Proceedings of the National Academy of Sciences of the United States of America 2008 v.105 no.6 pp. 2005-2010
DNA repair, Prochlorococcus, alpha-carotene, autotrophs, biosynthesis, chlorophyll, far-red light, genes, open reading frames, photosynthesis, phycobilin, phycobiliprotein, plasmids, transposons
Acaryochloris marina is a unique cyanobacterium that is able to produce chlorophyll d as its primary photosynthetic pigment and thus efficiently use far-red light for photosynthesis. Acaryochloris species have been isolated from marine environments in association with other oxygenic phototrophs, which may have driven the niche-filling introduction of chlorophyll d.
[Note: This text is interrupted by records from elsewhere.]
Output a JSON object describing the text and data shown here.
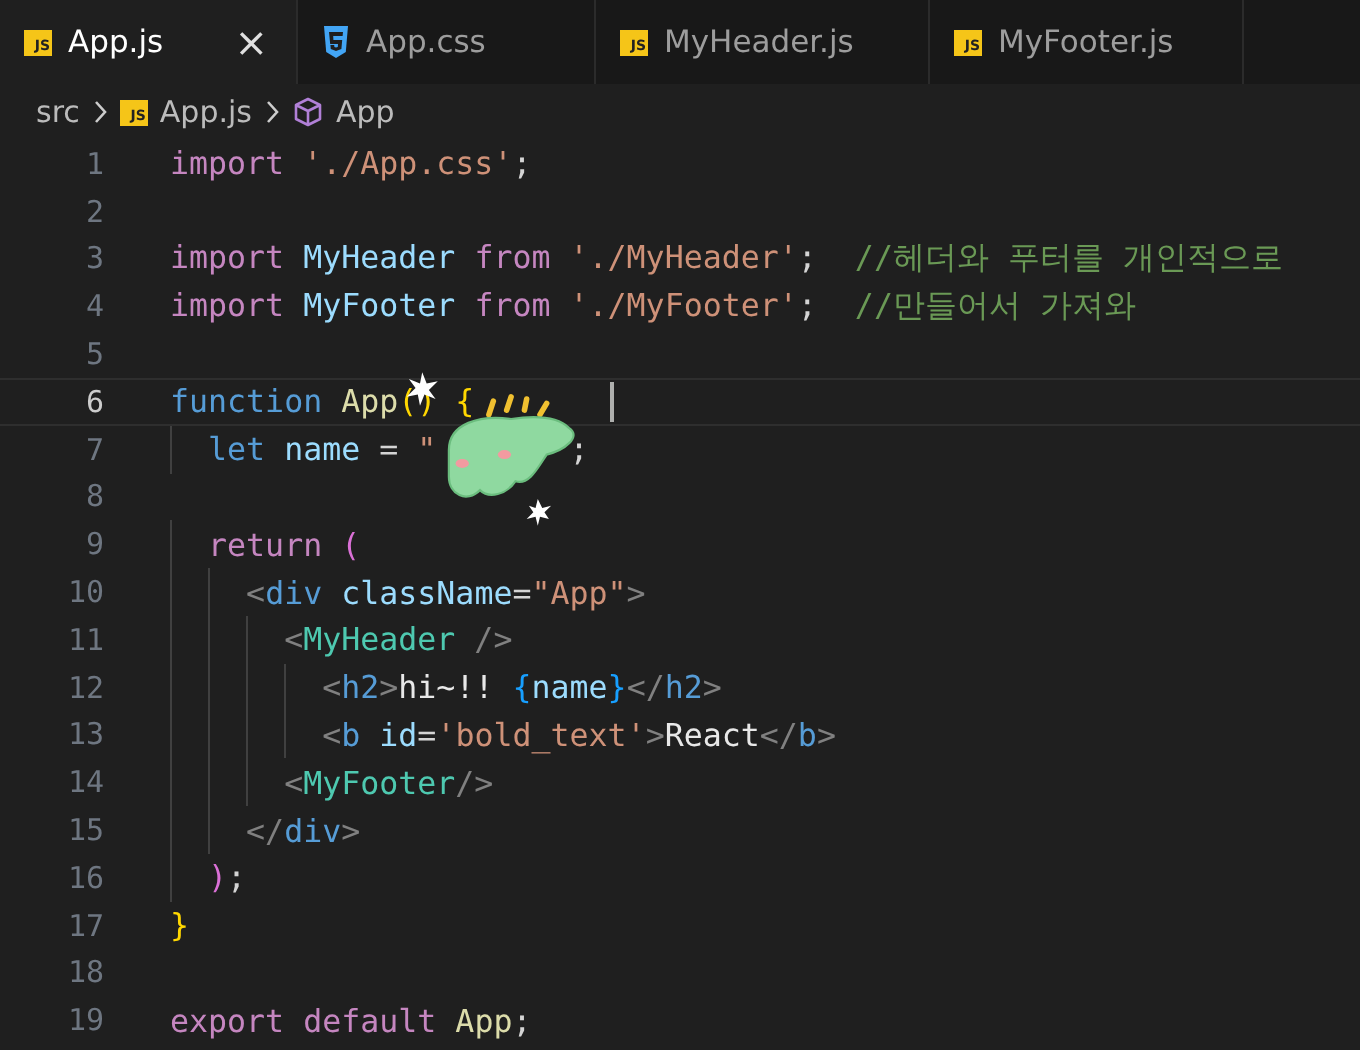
{
  "tabs": [
    {
      "label": "App.js",
      "kind": "js",
      "badge": "JS",
      "selected": true,
      "close": "×"
    },
    {
      "label": "App.css",
      "kind": "css",
      "selected": false
    },
    {
      "label": "MyHeader.js",
      "kind": "js",
      "badge": "JS",
      "selected": false
    },
    {
      "label": "MyFooter.js",
      "kind": "js",
      "badge": "JS",
      "selected": false
    }
  ],
  "breadcrumb": [
    {
      "label": "src",
      "kind": "folder"
    },
    {
      "label": "App.js",
      "kind": "js",
      "badge": "JS"
    },
    {
      "label": "App",
      "kind": "symbol"
    }
  ],
  "lines": [
    {
      "number": "1",
      "current": false,
      "tokens": [
        {
          "text": "import",
          "kind": "keyword"
        },
        {
          "text": " './App.css'",
          "kind": "string"
        },
        {
          "text": ";",
          "kind": "punctuation"
        }
      ]
    },
    {
      "number": "2",
      "current": false
    },
    {
      "number": "3",
      "current": false,
      "tokens": [
        {
          "text": "import",
          "kind": "keyword"
        },
        {
          "text": " MyHeader",
          "kind": "identifier"
        },
        {
          "text": " from",
          "kind": "keyword"
        },
        {
          "text": " './MyHeader'",
          "kind": "string"
        },
        {
          "text": ";",
          "kind": "punctuation"
        },
        {
          "text": "  //헤더와 푸터를 개인적으로",
          "kind": "comment"
        }
      ]
    },
    {
      "number": "4",
      "current": false,
      "tokens": [
        {
          "text": "import",
          "kind": "keyword"
        },
        {
          "text": " MyFooter",
          "kind": "identifier"
        },
        {
          "text": " from",
          "kind": "keyword"
        },
        {
          "text": " './MyFooter'",
          "kind": "string"
        },
        {
          "text": ";",
          "kind": "punctuation"
        },
        {
          "text": "  //만들어서 가져와",
          "kind": "comment"
        }
      ]
    },
    {
      "number": "5",
      "current": false
    },
    {
      "number": "6",
      "current": true,
      "tokens": [
        {
          "text": "function",
          "kind": "declaration"
        },
        {
          "text": " App",
          "kind": "function"
        },
        {
          "text": "()",
          "kind": "bracketgold"
        },
        {
          "text": " {",
          "kind": "bracketgold"
        }
      ]
    },
    {
      "number": "7",
      "current": false,
      "tokens": [
        {
          "text": "  let",
          "kind": "declaration"
        },
        {
          "text": " name",
          "kind": "identifier"
        },
        {
          "text": " =",
          "kind": "punctuation"
        },
        {
          "text": " \"",
          "kind": "string"
        },
        {
          "text": "       ;",
          "kind": "punctuation"
        }
      ]
    },
    {
      "number": "8",
      "current": false
    },
    {
      "number": "9",
      "current": false,
      "tokens": [
        {
          "text": "  return",
          "kind": "keyword"
        },
        {
          "text": " (",
          "kind": "bracketpink"
        }
      ]
    },
    {
      "number": "10",
      "current": false,
      "tokens": [
        {
          "text": "    <",
          "kind": "angle"
        },
        {
          "text": "div",
          "kind": "tag"
        },
        {
          "text": " className",
          "kind": "identifier"
        },
        {
          "text": "=",
          "kind": "punctuation"
        },
        {
          "text": "\"App\"",
          "kind": "string"
        },
        {
          "text": ">",
          "kind": "angle"
        }
      ]
    },
    {
      "number": "11",
      "current": false,
      "tokens": [
        {
          "text": "      <",
          "kind": "angle"
        },
        {
          "text": "MyHeader",
          "kind": "component"
        },
        {
          "text": " />",
          "kind": "angle"
        }
      ]
    },
    {
      "number": "12",
      "current": false,
      "tokens": [
        {
          "text": "        <",
          "kind": "angle"
        },
        {
          "text": "h2",
          "kind": "tag"
        },
        {
          "text": ">",
          "kind": "angle"
        },
        {
          "text": "hi~!! ",
          "kind": "text"
        },
        {
          "text": "{",
          "kind": "bracketblue"
        },
        {
          "text": "name",
          "kind": "identifier"
        },
        {
          "text": "}",
          "kind": "bracketblue"
        },
        {
          "text": "</",
          "kind": "angle"
        },
        {
          "text": "h2",
          "kind": "tag"
        },
        {
          "text": ">",
          "kind": "angle"
        }
      ]
    },
    {
      "number": "13",
      "current": false,
      "tokens": [
        {
          "text": "        <",
          "kind": "angle"
        },
        {
          "text": "b",
          "kind": "tag"
        },
        {
          "text": " id",
          "kind": "identifier"
        },
        {
          "text": "=",
          "kind": "punctuation"
        },
        {
          "text": "'bold_text'",
          "kind": "string"
        },
        {
          "text": ">",
          "kind": "angle"
        },
        {
          "text": "React",
          "kind": "text"
        },
        {
          "text": "</",
          "kind": "angle"
        },
        {
          "text": "b",
          "kind": "tag"
        },
        {
          "text": ">",
          "kind": "angle"
        }
      ]
    },
    {
      "number": "14",
      "current": false,
      "tokens": [
        {
          "text": "      <",
          "kind": "angle"
        },
        {
          "text": "MyFooter",
          "kind": "component"
        },
        {
          "text": "/>",
          "kind": "angle"
        }
      ]
    },
    {
      "number": "15",
      "current": false,
      "tokens": [
        {
          "text": "    </",
          "kind": "angle"
        },
        {
          "text": "div",
          "kind": "tag"
        },
        {
          "text": ">",
          "kind": "angle"
        }
      ]
    },
    {
      "number": "16",
      "current": false,
      "tokens": [
        {
          "text": "  )",
          "kind": "bracketpink"
        },
        {
          "text": ";",
          "kind": "punctuation"
        }
      ]
    },
    {
      "number": "17",
      "current": false,
      "tokens": [
        {
          "text": "}",
          "kind": "bracketgold"
        }
      ]
    },
    {
      "number": "18",
      "current": false
    },
    {
      "number": "19",
      "current": false,
      "tokens": [
        {
          "text": "export",
          "kind": "keyword"
        },
        {
          "text": " default",
          "kind": "keyword"
        },
        {
          "text": " App",
          "kind": "function"
        },
        {
          "text": ";",
          "kind": "punctuation"
        }
      ]
    }
  ]
}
To investigate these unique adaptations, we have sequenced the complete genome of A. marina. The DNA content of A. marina is composed of 8.3 million base pairs, which is among the largest bacterial genomes sequenced thus far. This large array of genomic data is distributed into nine single-copy plasmids that code for >25% of the putative ORFs. Heavy duplication of genes related to DNA repair and recombination (primarily recA) and transposable elements could account for genetic mobility and genome expansion. We discuss points of interest for the biosynthesis of the unusual pigments chlorophyll d and α-carotene and genes responsible for previously studied phycobilin aggregates. Our analysis also reveals that A. marina carries a unique complement of genes for these phycobiliproteins in relation to those coding for antenna proteins related to those in Prochlorococcus species. The global replacement of major photosynthetic pigments appears to have incurred only minimal specializations in reaction center proteins to accommodate these alternate pigments. These features clearly show that the genus Acaryochloris is a fitting candidate for understanding genome expansion, gene acquisition, ecological adaptation, and photosystem modification in the cyanobacteria.